IAM is a global service that can't go down — except when it did¶
AWS IAM is designed as a globally replicated service with no single point of failure. On June 15, 2021, a problem with IAM's control plane affected the ability to authenticate API calls across multiple regions simultaneously, effectively demonstrating that "global" services can still have correlated failures.
CloudTrail logs arrive with up to 15 minutes of delay¶
When troubleshooting AWS issues, engineers are often surprised that CloudTrail management events can take up to 15 minutes to appear, and data events can take even longer. This delay has caused countless hours of confusion during incident response when the logs haven't caught up to real-time events.
The "AZ mapping" gotcha has surprised thousands of teams¶
AWS maps Availability Zone names (like us-east-1a) differently for each account. Your us-east-1a might be a different physical datacenter than your colleague's us-east-1a. This was designed to prevent everyone from clustering in the "first" AZ, but it confuses cross-account troubleshooting regularly.
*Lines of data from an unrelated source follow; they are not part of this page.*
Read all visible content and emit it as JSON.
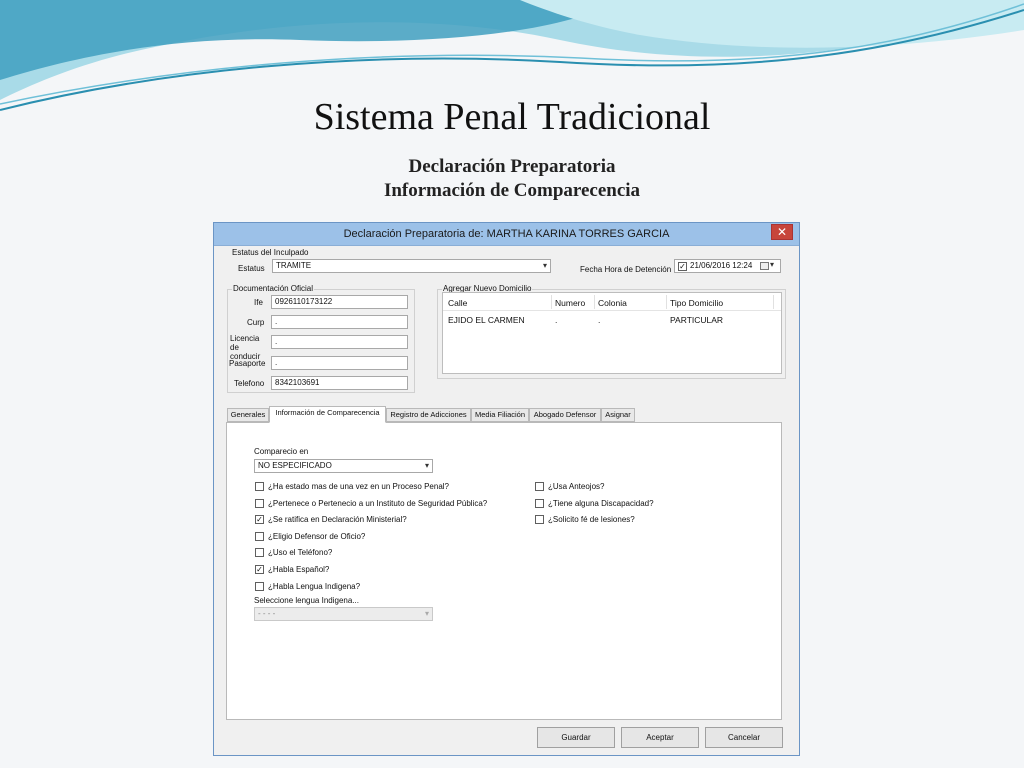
{
  "slide": {
    "title": "Sistema Penal Tradicional",
    "subtitle1": "Declaración Preparatoria",
    "subtitle2": "Información de Comparecencia"
  },
  "window": {
    "title": "Declaración Preparatoria de: MARTHA KARINA TORRES GARCIA",
    "close_glyph": "✕"
  },
  "status_group": {
    "label": "Estatus del Inculpado",
    "estatus_label": "Estatus",
    "estatus_value": "TRAMITE",
    "fecha_label": "Fecha Hora de Detención",
    "fecha_value": "21/06/2016 12:24",
    "fecha_checked": true
  },
  "documentacion": {
    "label": "Documentación Oficial",
    "fields": [
      {
        "label": "Ife",
        "value": "0926110173122"
      },
      {
        "label": "Curp",
        "value": "."
      },
      {
        "label": "Licencia de conducir",
        "value": "."
      },
      {
        "label": "Pasaporte",
        "value": "."
      },
      {
        "label": "Telefono",
        "value": "8342103691"
      }
    ]
  },
  "domicilio": {
    "link": "Agregar Nuevo Domicilio",
    "columns": [
      "Calle",
      "Numero",
      "Colonia",
      "Tipo Domicilio"
    ],
    "rows": [
      [
        "EJIDO EL CARMEN",
        ".",
        ".",
        "PARTICULAR"
      ]
    ]
  },
  "tabs": [
    "Generales",
    "Información de Comparecencia",
    "Registro de Adicciones",
    "Media Filiación",
    "Abogado Defensor",
    "Asignar"
  ],
  "active_tab": 1,
  "comparecencia": {
    "compareccio_label": "Comparecio en",
    "compareccio_value": "NO ESPECIFICADO",
    "left_checks": [
      {
        "label": "¿Ha estado mas de una vez en un Proceso Penal?",
        "checked": false
      },
      {
        "label": "¿Pertenece o Pertenecio a un Instituto de Seguridad Pública?",
        "checked": false
      },
      {
        "label": "¿Se ratifica en Declaración Ministerial?",
        "checked": true
      },
      {
        "label": "¿Eligio Defensor de Oficio?",
        "checked": false
      },
      {
        "label": "¿Uso el Teléfono?",
        "checked": false
      },
      {
        "label": "¿Habla Español?",
        "checked": true
      },
      {
        "label": "¿Habla Lengua Indigena?",
        "checked": false
      }
    ],
    "right_checks": [
      {
        "label": "¿Usa Anteojos?",
        "checked": false
      },
      {
        "label": "¿Tiene alguna Discapacidad?",
        "checked": false
      },
      {
        "label": "¿Solicito fé de lesiones?",
        "checked": false
      }
    ],
    "lengua_label": "Seleccione lengua Indigena...",
    "lengua_value": "- - - -"
  },
  "buttons": {
    "guardar": "Guardar",
    "aceptar": "Aceptar",
    "cancelar": "Cancelar"
  },
  "icons": {
    "dropdown": "▾",
    "check": "✓",
    "calendar": "calendar-icon"
  },
  "colors": {
    "titlebar": "#9cc1e8",
    "close": "#c7453b",
    "wave_dark": "#2a8fb0",
    "wave_light": "#a9dbe8"
  }
}
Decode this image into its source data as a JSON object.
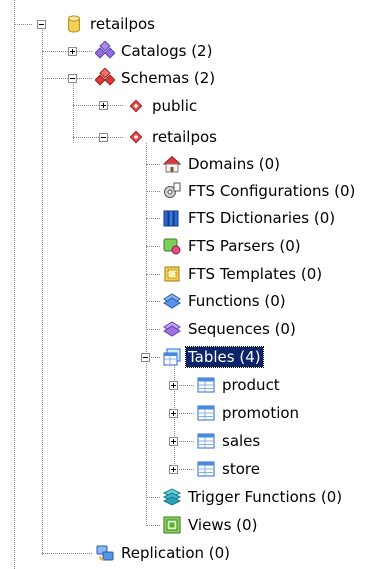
{
  "tree": {
    "root": {
      "label": "retailpos",
      "expanded": true,
      "icon": "database-icon"
    },
    "catalogs": {
      "label": "Catalogs (2)",
      "expanded": false,
      "icon": "catalogs-icon"
    },
    "schemas": {
      "label": "Schemas (2)",
      "expanded": true,
      "icon": "schemas-icon"
    },
    "schema_public": {
      "label": "public",
      "expanded": false,
      "icon": "schema-icon"
    },
    "schema_retailpos": {
      "label": "retailpos",
      "expanded": true,
      "icon": "schema-icon"
    },
    "objects": [
      {
        "label": "Domains (0)",
        "icon": "domains-icon"
      },
      {
        "label": "FTS Configurations (0)",
        "icon": "fts-configurations-icon"
      },
      {
        "label": "FTS Dictionaries (0)",
        "icon": "fts-dictionaries-icon"
      },
      {
        "label": "FTS Parsers (0)",
        "icon": "fts-parsers-icon"
      },
      {
        "label": "FTS Templates (0)",
        "icon": "fts-templates-icon"
      },
      {
        "label": "Functions (0)",
        "icon": "functions-icon"
      },
      {
        "label": "Sequences (0)",
        "icon": "sequences-icon"
      }
    ],
    "tables": {
      "label": "Tables (4)",
      "expanded": true,
      "selected": true,
      "icon": "tables-icon"
    },
    "table_items": [
      {
        "label": "product",
        "icon": "table-icon"
      },
      {
        "label": "promotion",
        "icon": "table-icon"
      },
      {
        "label": "sales",
        "icon": "table-icon"
      },
      {
        "label": "store",
        "icon": "table-icon"
      }
    ],
    "trigger_functions": {
      "label": "Trigger Functions (0)",
      "icon": "trigger-functions-icon"
    },
    "views": {
      "label": "Views (0)",
      "icon": "views-icon"
    },
    "replication": {
      "label": "Replication (0)",
      "icon": "replication-icon"
    }
  },
  "colors": {
    "selection": "#0a246a",
    "tree_lines": "#8a8a8a",
    "schema_red": "#d83a3a",
    "catalog_purple": "#8a6ad0",
    "table_blue": "#4a8ad8",
    "view_green": "#5fb030"
  }
}
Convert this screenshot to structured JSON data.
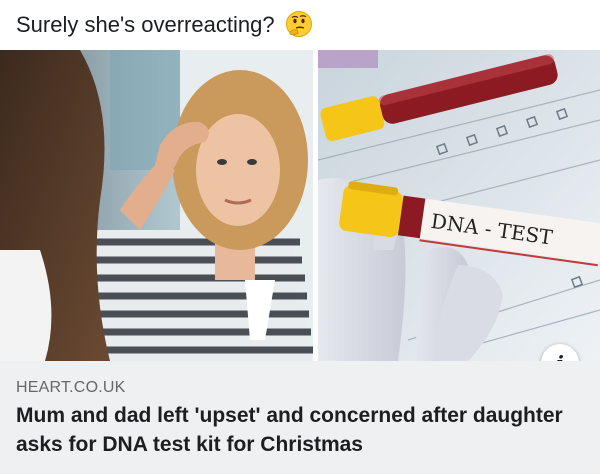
{
  "post": {
    "text": "Surely she's overreacting?",
    "emoji": "thinking-face"
  },
  "images": {
    "left_alt": "woman-with-hand-on-forehead",
    "right_alt": "dna-test-blood-vial",
    "vial_label": "DNA - TEST"
  },
  "link": {
    "domain": "HEART.CO.UK",
    "headline": "Mum and dad left 'upset' and concerned after daughter asks for DNA test kit for Christmas",
    "info_icon_glyph": "i"
  },
  "colors": {
    "link_background": "#eef0f2",
    "headline": "#1c1e21",
    "domain": "#65676b",
    "vial_cap": "#f5c518",
    "blood": "#8b1a22"
  }
}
Lambda cold starts were originally measured in seconds¶
When AWS Lambda launched in 2014, cold starts for Java functions could exceed 10 seconds. By 2023, with SnapStart and Firecracker optimizations, cold starts were reduced to under 200 milliseconds for most runtimes. This 50x improvement happened incrementally over nine years of engineering.
The EBS outage of 2011 taught everyone about AZ independence¶
In April 2011, an EBS outage in a single AZ in us-east-1 cascaded and took down numerous major websites including Reddit, Foursquare, and Quora. This incident single-handedly drove the adoption of multi-AZ architectures and made "design for failure" a mainstream engineering principle rather than an academic one.
VPC Flow Logs were not available for the first 9 years of AWS¶
VPC Flow Logs weren't launched until June 2015, meaning for the first nine years of AWS's existence, there was no native way to log network traffic in a VPC. Network troubleshooting before Flow Logs involved packet captures on individual instances or expensive third-party tools.
The default service quotas are deliberately low to prevent accidents¶
AWS sets deliberately low default quotas (formerly called "limits") on most services. For example, the default Lambda concurrent execution limit is 1,000. These aren't technical limitations — they're guardrails. Many production outages have been caused by hitting unexpected quotas during traffic spikes because teams never requested increases.
AWS Support response times can exceed the outage duration¶
Under the Business support plan, AWS guarantees a response to "System impaired" cases within 12 hours. Many teams have discovered during actual outages that by the time AWS Support responds, the incident has already been resolved — or the business has already lost significant revenue. Enterprise and some Business plans offer faster response but at significant cost.